Goals are always good to have. I am getting married. And I hadn’t yet put that down in writing. I mean for me, not writing things has become the norm now. I remember the old times, when I would literally wake up from sleep just to record a couple of lines that I felt were very well written or whatever as soon as they occurred to me in my dreams and thoughts. I carried a notebook everywhere I went and wrote in it at all times in IIT Kanpur.

Now I don’t write, this doesn’t mean that I don’t have thoughts anymore, I still do. Its just, the whole “record before I forget it” complex has disappeared and been replaced by this safe and secure notion of “It will come to me when I need it, and if it doesn’t come then I didn’t really need it in the first place”.

I have never really been very goal oriented. I mean it would have been nice if I was, but I have always taken the scenic route and I don’t see the point in hurrying. Sure it helps, it might’ve gotten me an engineering job, it might have taken me to US do my PhD or it might have resulted in the completion of my PhD from IIT Patna.

But even if those things didn’t happen, am I any less happy? Would I rather one of those things than this blessed life I have right now, where I get to be in home quarantine for a week then my brother comes home and then I get married. Like wth, why are so many good things happening to me?

Goal setting

I’ve tried so many time to set goals, but I have never stuck to it. I have tried a plethora of methods to record tasks and do them etc. But in my opinion its best to just write in a notebook.

I have this notion of ok, tomorrow (or this weekend) I will really sit down and I will draw a real plan of action and really follow through with it and develop this plan of action on all the things that I want to do and then I will plan the exact weeks I want to do them in and then I will actually do them.

Spoiler alert: I am yet to write this amazing document.

Taking Stock

I generally just take an informal stock.
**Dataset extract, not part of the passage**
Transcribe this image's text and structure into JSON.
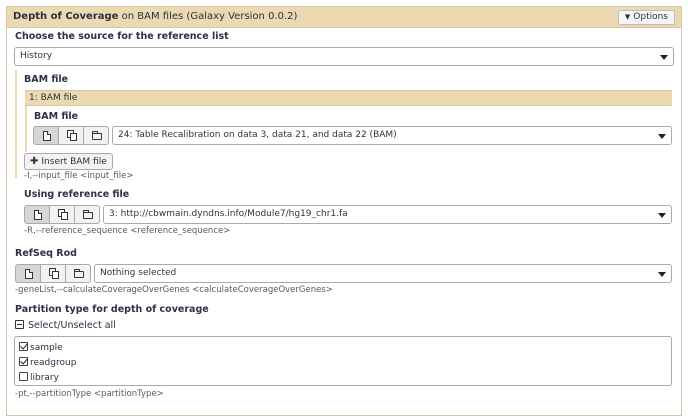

Where I am at in my head? And it helps, it helps in calming you down. And the best thing I can tell you is that if you don’t know what to do with yourself, just start writing. Maintain a writing habit. I have been writing on and off since at least freshman year of high school, and a lot of that survives, so I can read from it. It serves as a personal record and a store of memories. You might feel like what if someone reads it? I understand the apprehension. But trust me, when you have 20 notebooks full of thoughts, nobody in their right mind is ever going to touch them.

Taking stock is essential. And I ask myself, have I improved? What has changed since 2017?

What has changed

I am more me now. More authentic, more sure of my convictions. Some of the old is there too still. I still get stuck at times. I still don’t really listen to others as much. I try more though. I try with more conviction. I stick to things longer now. I don’t quit as easily anymore.

I am less afraid. I am more accepting. I am way beyond being becoming.